Epson printer in store.

This isn’t the first time Epson has been sued over printer cartridges. | Grzegorz Czapski/Shutterstock

A lawsuit accuses Epson America of illegally disabling its printers via software updates when consumers use third-party printer cartridges.

The complaint was filed on Oct. 18 in the U.S. District Court for the Southern District of California. The plaintiffs are William Mondigo and Richard Famiglietti, California and Connecticut residents, respectively, who bought Epson printers but had them disabled by Epson software updates because they began using remanufactured and third-party printer cartridges.

According to the lawsuit, Epson didn’t disclose that its software and firmware updates would disable the equipment if users installed non-Epson cartridges. In contrast, Epson told users the updates would fix problems and improve printer performance, the complaint alleges.

“For many users, these software updates effectively ruined their printers,” according to the complaint. “For others, the updates forced them to purchase Epson ink cartridges, which are significantly more expensive than third-party cartridges.”

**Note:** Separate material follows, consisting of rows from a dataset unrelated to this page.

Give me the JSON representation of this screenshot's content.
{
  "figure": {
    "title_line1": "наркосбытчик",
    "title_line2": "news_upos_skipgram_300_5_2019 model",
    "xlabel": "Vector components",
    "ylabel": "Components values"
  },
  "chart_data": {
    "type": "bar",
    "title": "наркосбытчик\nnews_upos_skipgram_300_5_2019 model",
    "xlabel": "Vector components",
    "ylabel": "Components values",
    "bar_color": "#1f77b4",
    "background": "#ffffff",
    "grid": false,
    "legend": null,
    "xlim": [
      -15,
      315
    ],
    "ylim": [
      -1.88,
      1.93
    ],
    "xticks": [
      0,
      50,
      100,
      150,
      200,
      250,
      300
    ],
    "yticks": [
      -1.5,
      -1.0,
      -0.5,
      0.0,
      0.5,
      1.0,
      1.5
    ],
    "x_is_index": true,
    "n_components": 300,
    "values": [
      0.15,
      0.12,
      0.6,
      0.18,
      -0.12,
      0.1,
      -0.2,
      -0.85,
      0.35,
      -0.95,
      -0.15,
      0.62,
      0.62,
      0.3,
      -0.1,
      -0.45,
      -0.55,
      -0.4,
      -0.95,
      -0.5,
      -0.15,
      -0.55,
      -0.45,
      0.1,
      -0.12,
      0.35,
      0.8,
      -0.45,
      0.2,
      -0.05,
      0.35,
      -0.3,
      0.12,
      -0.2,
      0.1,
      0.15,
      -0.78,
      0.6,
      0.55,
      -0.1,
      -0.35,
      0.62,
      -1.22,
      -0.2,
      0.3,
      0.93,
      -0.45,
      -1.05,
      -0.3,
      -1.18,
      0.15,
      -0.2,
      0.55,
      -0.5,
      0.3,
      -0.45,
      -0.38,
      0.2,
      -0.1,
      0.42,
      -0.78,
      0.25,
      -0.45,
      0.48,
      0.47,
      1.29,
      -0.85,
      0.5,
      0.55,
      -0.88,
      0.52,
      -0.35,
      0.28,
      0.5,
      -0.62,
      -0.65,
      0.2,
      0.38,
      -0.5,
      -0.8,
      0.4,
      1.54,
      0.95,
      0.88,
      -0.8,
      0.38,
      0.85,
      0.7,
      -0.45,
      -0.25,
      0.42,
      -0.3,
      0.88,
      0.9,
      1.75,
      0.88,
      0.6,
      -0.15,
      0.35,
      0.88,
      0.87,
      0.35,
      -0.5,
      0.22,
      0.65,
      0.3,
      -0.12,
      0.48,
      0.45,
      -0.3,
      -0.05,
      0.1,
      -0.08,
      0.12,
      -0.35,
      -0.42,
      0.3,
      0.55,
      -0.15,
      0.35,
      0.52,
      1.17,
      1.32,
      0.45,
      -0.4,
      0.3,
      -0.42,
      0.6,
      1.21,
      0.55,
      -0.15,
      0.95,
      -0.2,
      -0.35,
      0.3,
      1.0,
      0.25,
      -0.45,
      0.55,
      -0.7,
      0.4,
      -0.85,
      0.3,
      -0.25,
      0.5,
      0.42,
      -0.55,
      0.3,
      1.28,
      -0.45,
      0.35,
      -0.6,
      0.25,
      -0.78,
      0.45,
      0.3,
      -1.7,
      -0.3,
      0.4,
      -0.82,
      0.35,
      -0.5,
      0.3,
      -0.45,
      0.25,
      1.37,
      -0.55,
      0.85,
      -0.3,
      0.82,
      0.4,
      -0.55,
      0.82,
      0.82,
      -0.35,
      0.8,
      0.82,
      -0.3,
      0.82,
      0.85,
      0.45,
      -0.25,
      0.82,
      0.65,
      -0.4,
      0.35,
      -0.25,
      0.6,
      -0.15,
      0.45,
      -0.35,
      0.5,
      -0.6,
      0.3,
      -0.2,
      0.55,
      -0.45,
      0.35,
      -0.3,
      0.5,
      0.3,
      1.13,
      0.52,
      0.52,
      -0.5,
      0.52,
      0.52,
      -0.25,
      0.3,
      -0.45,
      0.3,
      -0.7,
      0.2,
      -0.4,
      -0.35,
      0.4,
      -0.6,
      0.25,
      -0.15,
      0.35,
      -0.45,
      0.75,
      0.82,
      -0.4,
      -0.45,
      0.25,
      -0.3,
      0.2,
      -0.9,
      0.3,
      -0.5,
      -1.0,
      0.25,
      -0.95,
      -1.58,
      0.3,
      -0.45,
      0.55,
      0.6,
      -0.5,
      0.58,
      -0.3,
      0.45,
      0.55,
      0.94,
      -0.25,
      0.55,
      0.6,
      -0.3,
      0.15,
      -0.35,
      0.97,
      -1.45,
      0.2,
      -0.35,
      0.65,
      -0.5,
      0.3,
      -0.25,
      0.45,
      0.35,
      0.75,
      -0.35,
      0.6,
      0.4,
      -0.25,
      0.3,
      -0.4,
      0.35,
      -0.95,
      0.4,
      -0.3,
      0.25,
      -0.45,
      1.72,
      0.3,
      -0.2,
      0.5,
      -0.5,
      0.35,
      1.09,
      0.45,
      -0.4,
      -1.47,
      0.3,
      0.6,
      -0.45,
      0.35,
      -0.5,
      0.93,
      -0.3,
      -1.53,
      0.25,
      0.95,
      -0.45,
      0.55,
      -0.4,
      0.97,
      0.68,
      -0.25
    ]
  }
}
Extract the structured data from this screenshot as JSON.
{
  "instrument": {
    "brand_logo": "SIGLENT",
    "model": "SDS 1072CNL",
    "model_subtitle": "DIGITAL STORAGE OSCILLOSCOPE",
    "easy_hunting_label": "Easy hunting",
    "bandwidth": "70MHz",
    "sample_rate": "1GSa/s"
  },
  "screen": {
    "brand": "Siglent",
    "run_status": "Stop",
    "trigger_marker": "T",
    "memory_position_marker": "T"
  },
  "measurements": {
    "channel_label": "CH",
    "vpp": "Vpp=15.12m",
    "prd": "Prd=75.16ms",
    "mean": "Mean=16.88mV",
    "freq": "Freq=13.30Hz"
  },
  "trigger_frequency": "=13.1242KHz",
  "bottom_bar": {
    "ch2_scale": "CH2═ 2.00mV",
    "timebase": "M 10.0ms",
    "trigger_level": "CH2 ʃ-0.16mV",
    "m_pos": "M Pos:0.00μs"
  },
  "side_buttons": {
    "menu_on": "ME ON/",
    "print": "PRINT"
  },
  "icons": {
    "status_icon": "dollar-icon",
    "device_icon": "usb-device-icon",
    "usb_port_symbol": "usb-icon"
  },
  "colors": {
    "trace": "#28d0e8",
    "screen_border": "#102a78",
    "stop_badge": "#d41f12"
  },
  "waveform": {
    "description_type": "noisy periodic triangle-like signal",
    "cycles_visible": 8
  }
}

The lawsuit seeks class-action status. Long Beach, Calif.-based Epson America, which is the U.S. subsidiary of Japan’s Seiko Epson Corporation, hasn’t yet responded to the allegations in court. A company spokesperson sent the following statement to E-Scrap News regarding the lawsuit:

“Many Epson printers are designed for use with genuine Epson-brand cartridges. Other brands of ink cartridges and ink supplies are not compatible and, even if described as compatible, may not function properly or at all. Epson clearly provides information about ink usage and compatibility for its printers on retail boxes, on materials included with the printer, and on its website,” according to the statement. “Many of these third party ink cartridges also infringe Epson’s intellectual property and are prohibited from sale in the United States. Epson invests in enforcement against these infringing sellers in an effort to protect its intellectual property and to protect consumers who are enticed by the low price, but unaware of the intellectual property and possible performance issues.”

This isn’t the first time these issues have landed in court. The Recycler reported a New York man filed a class-action lawsuit against Epson in December 2018 alleging a firmware update blocked the use of third-party cartridges. HP has also been sued over firmware that blocks the use of third-party cartridges.